Brattelid Trond, Qvigstad Eirik, Birkeland Jon Arne Kro, Swift Fredrik, Bekkevold Silje V S, Krobert Kurt A, Sejersted Ole M, Skomedal Tor, Osnes Jan-Bjørn, Levy Finn Olav, Sjaastad Ivar
Department of Pharmacology, University of Oslo, Sognsvannsvn. 20, Oslo, Norway.
J Mol Cell Cardiol. 2007 Dec;43(6):767-79. doi: 10.1016/j.yjmcc.2007.08.019. Epub 2007 Sep 5.
Cardiac ventricular responsiveness to serotonin appears in rat postinfarction congestive heart failure (CHF), mainly mediated by 5-HT(4) receptors in chronic dilated CHF and 5-HT(2A) receptors in acute CHF. To differentiate between the effects of left ventricular (LV) hypertrophy and failure on 5-HT(2A)- and 5-HT(4)-mediated inotropic serotonin response, male Wistar rats with increasing LV hypertrophy (AB1-3) and failure (ABHF) 6 weeks after banding of the ascending aorta were screened for contractile function in vivo (echocardiography) and ex vivo in LV papillary muscles, and mRNA expression level determined by RT-PCR. Both AB1-3 and ABHF displayed LV hypertrophy and remodelling. In ABHF, systolic LV and left atrial diameter increased and cardiac output decreased compared to AB3. Serotonin induced a positive inotropic response (PIR) in papillary muscles correlated with the degree of hypertrophy reaching a maximum in ABHF. Both 5-HT(2A) and 5-HT(4) receptors contributed to the PIR. The 5-HT(2A) contribution increased with increasing hypertrophy, and the 5-HT(4) contribution increased upon transition to heart failure. No 5-HT(2B)-mediated PIR was observed, consistent with increased 5-HT(2B) mRNA only in non-cardiomyocytes. The 5-HT(2A), 5-HT(2B) and 5-HT(4) mRNA levels increased in AB1-3 and increased further in ABHF compared to AB3, but did not correlate with degree of hypertrophy. 5-HT(2A) mRNA was also increased in LV of terminally failing human hearts. In conclusion, functional 5-HT(2A) and 5-HT(4) receptors are differentially induced in LV hypertrophy and failure. While the 5-HT(2A)-mediated PIR is linearly correlated with the degree of hypertrophy, the 5-HT(4)-mediated PIR seems to increase with LV dilatation, as also seen in postinfarction CHF.

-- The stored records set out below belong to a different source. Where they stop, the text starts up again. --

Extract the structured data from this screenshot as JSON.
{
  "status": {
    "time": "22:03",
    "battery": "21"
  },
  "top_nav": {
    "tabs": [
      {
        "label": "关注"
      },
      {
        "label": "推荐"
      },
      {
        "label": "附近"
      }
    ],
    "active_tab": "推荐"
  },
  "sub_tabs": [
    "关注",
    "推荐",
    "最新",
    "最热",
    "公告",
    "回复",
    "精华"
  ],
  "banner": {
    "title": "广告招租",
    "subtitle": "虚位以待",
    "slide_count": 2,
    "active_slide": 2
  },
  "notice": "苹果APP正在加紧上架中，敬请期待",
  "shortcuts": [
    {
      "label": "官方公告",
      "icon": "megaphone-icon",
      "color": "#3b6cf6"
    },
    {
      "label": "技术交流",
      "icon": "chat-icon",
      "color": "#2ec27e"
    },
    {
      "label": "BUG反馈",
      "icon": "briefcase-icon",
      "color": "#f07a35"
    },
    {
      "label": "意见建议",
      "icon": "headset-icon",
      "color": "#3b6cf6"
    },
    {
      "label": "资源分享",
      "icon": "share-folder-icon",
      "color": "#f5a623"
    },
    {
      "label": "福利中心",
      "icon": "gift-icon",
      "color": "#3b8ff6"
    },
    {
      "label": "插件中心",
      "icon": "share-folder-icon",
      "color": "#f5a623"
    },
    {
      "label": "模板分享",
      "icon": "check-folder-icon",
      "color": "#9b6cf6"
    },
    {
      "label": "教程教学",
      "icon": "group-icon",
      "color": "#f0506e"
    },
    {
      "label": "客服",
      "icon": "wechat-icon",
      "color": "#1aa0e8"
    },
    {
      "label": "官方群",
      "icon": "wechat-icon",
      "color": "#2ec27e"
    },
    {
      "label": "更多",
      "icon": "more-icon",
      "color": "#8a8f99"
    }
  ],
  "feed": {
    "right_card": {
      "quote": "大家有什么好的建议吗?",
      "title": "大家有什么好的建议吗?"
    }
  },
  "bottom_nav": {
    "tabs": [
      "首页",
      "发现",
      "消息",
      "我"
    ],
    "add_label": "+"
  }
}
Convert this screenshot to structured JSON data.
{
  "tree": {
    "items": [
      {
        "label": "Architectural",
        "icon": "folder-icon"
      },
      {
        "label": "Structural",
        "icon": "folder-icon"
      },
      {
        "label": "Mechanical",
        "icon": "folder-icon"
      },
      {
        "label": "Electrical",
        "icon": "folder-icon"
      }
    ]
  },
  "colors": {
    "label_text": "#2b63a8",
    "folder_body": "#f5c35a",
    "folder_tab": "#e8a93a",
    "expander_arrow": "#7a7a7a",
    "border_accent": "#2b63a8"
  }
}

在大鼠心肌梗死后充血性心力衰竭(CHF)中出现心室对血清素的反应,在慢性扩张型CHF中主要由5-HT(4)受体介导,在急性CHF中由5-HT(2A)受体介导。为了区分左心室(LV)肥厚和衰竭对5-HT(2A)和5-HT(4)介导的血清素正性肌力反应的影响,对雄性Wistar大鼠在升主动脉结扎6周后出现LV肥厚加重(AB1-3)和衰竭(ABHF)的情况进行体内(超声心动图)和离体LV乳头肌收缩功能筛查,并通过逆转录聚合酶链反应(RT-PCR)测定mRNA表达水平。AB1-3和ABHF均表现出LV肥厚和重塑。与AB3相比,ABHF中LV收缩末期和左心房直径增加,心输出量降低。血清素在乳头肌中诱导正性肌力反应(PIR),与肥厚程度相关,在ABHF中达到最大值。5-HT(2A)和5-HT(4)受体均对PIR有贡献。5-HT(2A)的贡献随肥厚程度增加而增加,5-HT(4)的贡献在转变为心力衰竭时增加。未观察到5-HT(2B)介导的PIR,这与仅在非心肌细胞中5-HT(2B)mRNA增加一致。与AB3相比,AB1-3中5-HT(2A)、5-HT(2B)和5-HT(4)mRNA水平升高,ABHF中进一步升高,但与肥厚程度无关。终末期衰竭的人类心脏LV中5-HT(2A)mRNA也升高。总之,功能性5-HT(2A)和5-HT(4)受体在LV肥厚和衰竭中受到不同诱导。虽然5-HT(2A)介导的PIR与肥厚程度呈线性相关,但5-HT(4)介导的PIR似乎随着LV扩张而增加,这在心肌梗死后CHF中也可见。